Le manque de connaissances ou l’invalidité du requérant n’établissent pas l’incapacité.

[27] Le requérant a déclaré qu’il avait d’autres choses à gérer, comme une arthroplastie à la hanche et un retour au travail, qui l’ont empêché de présenter sa demande plus tôt. Il a dit à GVH qu’il avait décidé d’attendre pour faire une demande parce qu’il pensait ainsi obtenir plus d’argent. Il ne savait pas qu’il y avait des limites aux paiements rétroactifs.

[28] Le fait que le requérant n’ait pas réalisé l’incidence de sa décision de retarder sa demande, ou qu’il ait été distrait par d’autres événements importants dans sa vie n’établit pas l’incapacitéNote de bas de page 9. De plus, le RPC permet à une personne de présenter une demande au nom d’une autre personne. Il est clair que le requérant a envisagé la possibilité qu’une autre personne s’occupe de ses décisions lorsqu’il a nommé son épouse comme mandataire. Il a été capable de prendre ces dispositions dans la semaine qui a suivi son AVC. Il a déclaré avoir pris ses propres décisions médicales, mais avoir besoin des conseils de ses professionnels de la santé. Il a insisté sur le fait qu’il doit compter sur les autres pour obtenir des conseils médicaux et financiers, pour le conduire à des rendez-vous, pour remplir des formulaires et pour l’aider à répondre à ses besoins personnels. Malgré tout, à compter de la semaine suivant l’AVC (le 14 janvier 2016), il a été en mesure de prendre des décisions au sujet de ses affaires personnelles et financières. Cela correspond à la capacité de former ou d’exprimer l’intention de demander des prestations du RPC.
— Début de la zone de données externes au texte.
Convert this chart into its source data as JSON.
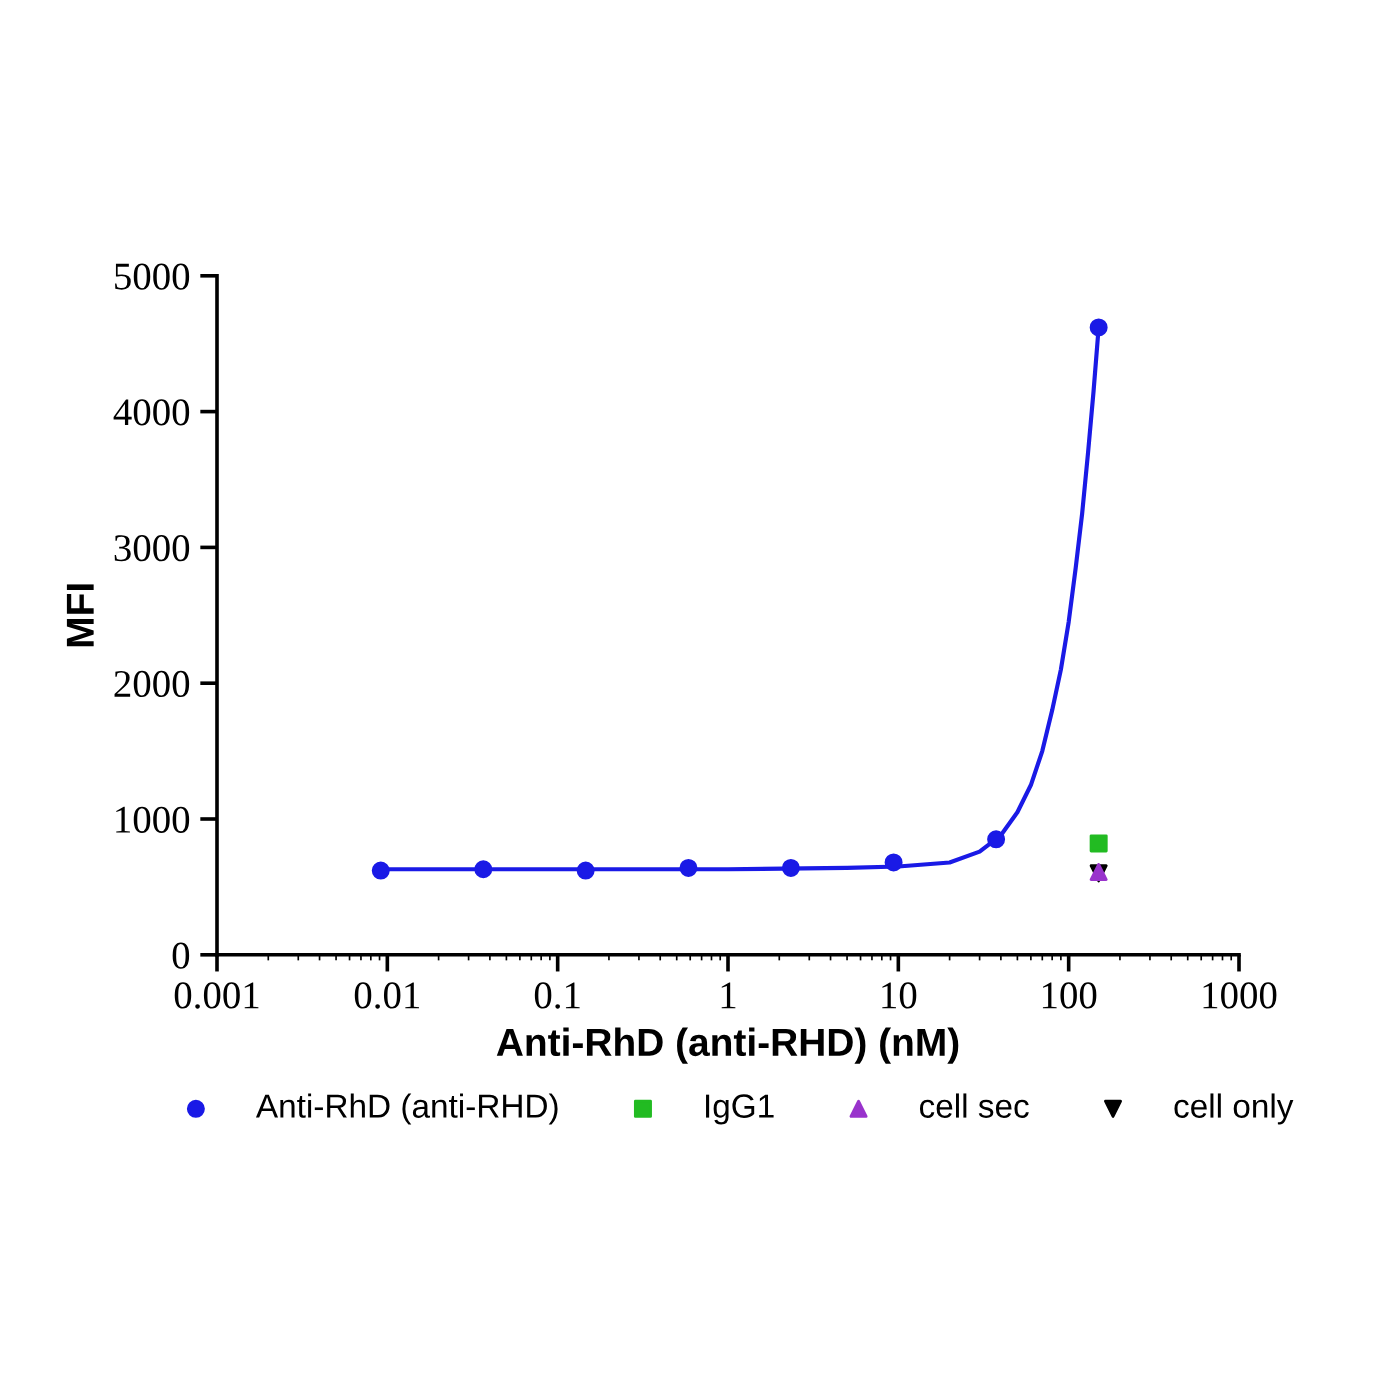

[29] Le requérant et les témoins ont tous traité l’incapacité comme s’il s’agissait de l’incapacité de remplir des formulaires et de présenter une demande. Ils semblent croire, à tort, qu’étant donné que le requérant n’a pas les mêmes capacités qu’avant son AVC fait, il satisfait au critère relatif à l’incapacité. Comme je l’ai expliqué ci-dessus, même s’il a des limites, le requérant ne satisfait pas au critère relatif à l’incapacité.

Conclusion

[30] Je conclus que le requérant n’est pas admissible à des paiements rétroactifs supplémentaires.

[31] Par conséquent, l’appel est rejeté.